Le syndicat dénonce la centralisation de la gestion financière à Paris depuis trois ans, qui a engendré de multiples dysfonctionnements, notamment des retards importants dans le versement des primes de vol qui représente 65 % du salaire.
"Des retards de quatre mois, six mois", indique le secrétaire général du SNPNAC, et jusqu'à 10 ou 20 % manquants sur la fiche de paie.
"Ici l'angoisse, c'est le 25-26 du mois, on voit tous les mecs au boulot regarder leur portable en attendant que la paie tombe sur l'application de la banque, je n'ai jamais vu ça!".
Pour Stéphan Le Bars, ces manques à gagner récurrents sont générateurs de tensions et de stress pour les pilotes, et des facteurs de risques supplémentaires en vol. "Les gens arrivent avec des soucis, nous, on a besoin d'avoir des gens qui montent dans les avions en étant sereins, apaisés et tranquilles".
Les 88 pilotes de la Sécurité Civile se battent aussi pour faire reconnaître qu'ils risquent leur vie. Le syndicat rappelle que les noms des 34 pilotes morts en service aérien commandé sont gravés dans le marbre, à l'entrée de leur base.
Notre métier n'est toujours pas reconnu comme un métier à risque, c'est juste incroyable... c'est quelque chose qui doit être rapidement réglé.
Stéphan Le Bars, secrétaire général SNPNAC
"Pour nous, y a rien, on est pilote, si demain je n'ai plus ma visite médicale à jour parce que j'ai un problème, la direction me dit "merci au revoir", je n'ai pas de capacité de reclassement dans mon administration", ajoute Stéphan Le Bars.
Le syndicat demande aussi la reconnaissance du statut de personnel navigant pour le personnel sécurité cabine. "Les statuts ne peuvent être pris à la légère dans une activité comme la nôtre", insiste Stéphan Le Bars.
Autre problème primordial soulevé par le syndicat : la flotte. Depuis dix ans, il réclame des avions pour l'entraînement des pilotes. "Quand ils partent au feu, il n'y a plus d'instruction", résume Stéphan Le Bars.
Coup de pression avant l'été
Perdus au milieu des 290.000 agents de leur tutelle, le ministère de l'Intérieur, les 88 pilotes de la Sécurité Civile ont du mal à peser.
"Sauf quand on dit, cet été il n'y aura pas d'avion, corrige Stephan Le Bars, là on se rend compte qu'on est une arme, une assurance plus qu'utile".
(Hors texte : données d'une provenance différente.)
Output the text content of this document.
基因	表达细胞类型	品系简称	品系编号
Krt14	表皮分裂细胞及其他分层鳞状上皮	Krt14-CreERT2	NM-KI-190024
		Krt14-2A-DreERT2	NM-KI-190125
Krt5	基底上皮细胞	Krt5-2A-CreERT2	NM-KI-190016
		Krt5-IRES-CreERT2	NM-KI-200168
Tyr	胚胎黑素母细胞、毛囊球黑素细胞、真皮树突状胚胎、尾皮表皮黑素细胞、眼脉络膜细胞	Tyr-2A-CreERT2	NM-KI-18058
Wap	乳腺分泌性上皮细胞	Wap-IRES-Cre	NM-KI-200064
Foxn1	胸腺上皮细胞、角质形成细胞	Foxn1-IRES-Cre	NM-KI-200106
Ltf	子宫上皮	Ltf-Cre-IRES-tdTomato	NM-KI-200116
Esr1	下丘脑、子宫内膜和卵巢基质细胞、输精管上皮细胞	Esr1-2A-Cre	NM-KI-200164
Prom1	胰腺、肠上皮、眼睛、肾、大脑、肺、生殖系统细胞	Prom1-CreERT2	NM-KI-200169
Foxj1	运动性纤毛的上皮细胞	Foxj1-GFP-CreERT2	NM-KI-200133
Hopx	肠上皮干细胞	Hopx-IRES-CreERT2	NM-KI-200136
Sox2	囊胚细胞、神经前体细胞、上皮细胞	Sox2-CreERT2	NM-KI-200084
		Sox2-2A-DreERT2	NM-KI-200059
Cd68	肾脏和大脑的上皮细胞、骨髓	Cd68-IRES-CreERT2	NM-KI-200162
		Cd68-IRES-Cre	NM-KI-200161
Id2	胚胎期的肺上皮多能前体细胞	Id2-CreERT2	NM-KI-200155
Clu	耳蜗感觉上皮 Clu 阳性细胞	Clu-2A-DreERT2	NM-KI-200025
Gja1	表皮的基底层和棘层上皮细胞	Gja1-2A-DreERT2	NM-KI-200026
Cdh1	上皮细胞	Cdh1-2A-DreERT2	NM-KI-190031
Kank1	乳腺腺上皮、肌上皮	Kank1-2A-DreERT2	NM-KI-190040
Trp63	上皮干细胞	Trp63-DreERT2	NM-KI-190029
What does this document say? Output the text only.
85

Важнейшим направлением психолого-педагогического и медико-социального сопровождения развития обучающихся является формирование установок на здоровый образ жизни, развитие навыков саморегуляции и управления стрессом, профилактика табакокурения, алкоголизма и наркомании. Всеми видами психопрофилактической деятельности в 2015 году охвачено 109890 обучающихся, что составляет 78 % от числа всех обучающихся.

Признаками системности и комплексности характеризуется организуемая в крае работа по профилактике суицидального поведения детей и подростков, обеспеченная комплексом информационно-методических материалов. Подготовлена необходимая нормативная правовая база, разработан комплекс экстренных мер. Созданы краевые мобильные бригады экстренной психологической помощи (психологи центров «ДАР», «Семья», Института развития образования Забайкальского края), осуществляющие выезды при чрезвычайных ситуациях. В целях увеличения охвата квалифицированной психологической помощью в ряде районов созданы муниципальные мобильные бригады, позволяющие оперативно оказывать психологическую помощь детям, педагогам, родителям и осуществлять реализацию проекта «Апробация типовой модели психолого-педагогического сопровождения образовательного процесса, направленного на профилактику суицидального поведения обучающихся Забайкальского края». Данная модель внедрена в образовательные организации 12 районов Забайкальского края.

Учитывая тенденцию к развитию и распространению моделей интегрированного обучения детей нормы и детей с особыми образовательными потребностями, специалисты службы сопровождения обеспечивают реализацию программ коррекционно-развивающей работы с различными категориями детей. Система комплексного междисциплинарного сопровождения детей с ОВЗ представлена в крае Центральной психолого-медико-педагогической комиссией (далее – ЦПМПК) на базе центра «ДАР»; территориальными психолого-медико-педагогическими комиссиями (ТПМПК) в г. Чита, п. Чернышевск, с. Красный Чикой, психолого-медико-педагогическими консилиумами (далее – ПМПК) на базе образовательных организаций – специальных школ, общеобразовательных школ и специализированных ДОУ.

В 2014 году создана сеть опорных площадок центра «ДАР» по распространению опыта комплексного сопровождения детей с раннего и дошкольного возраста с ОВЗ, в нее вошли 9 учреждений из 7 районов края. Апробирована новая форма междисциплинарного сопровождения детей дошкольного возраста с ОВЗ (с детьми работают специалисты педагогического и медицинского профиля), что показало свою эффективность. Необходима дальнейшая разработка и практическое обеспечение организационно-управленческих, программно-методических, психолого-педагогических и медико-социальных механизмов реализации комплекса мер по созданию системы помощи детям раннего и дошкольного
Surtout que l'été qui arrive à déjà de quoi inquiéter ce spécialiste de feux de forêt. "Quand je vois l'état des dernières pluies, néant pour les deux derniers mois, quand je vois ce matin 14 degrés à 8h du matin, un vent qui souffle entre 50 à 60 km/h dans le Var, on a eu du vent d'est et du vent de sud pendant trois semaines qui a séché les végétaux, moi je suis très très inquiet".
Dans un tel contexte et face à la détermination des pilotes, la direction de la Sécurité civile s'est engagée sur un protocole d'accord. Il doit être signé au plus tard le 26 avril.
Les pilotes ont notamment obtenu un contrôle mensuel et trimestriel et non plus annuel sur le versement des salaires, le respect des primes de vols, les recrutements, les passages de niveau et d'échelon.
Une première avancée, "mais on ne lâche pas la pression", avertit Stéphan Le Bars, qui attend de voir ce qui ressortira des discussions qui seront menées au cours de 15 prochains jours.
Depuis dix ans, chaque été a été marqué par un incendie dévastateur. En août 2021, 7.000 hectares de végétation sont partis en fumée à Gonfaron, dans le massif des Maures. C'est le plus gros feu de ces 30 dernières années dans le Var.
Pendant sept jours, les pompiers ont combattu les flammes appuyés par les Canadair. Le feu a fait deux morts et une vingtaine de blessés.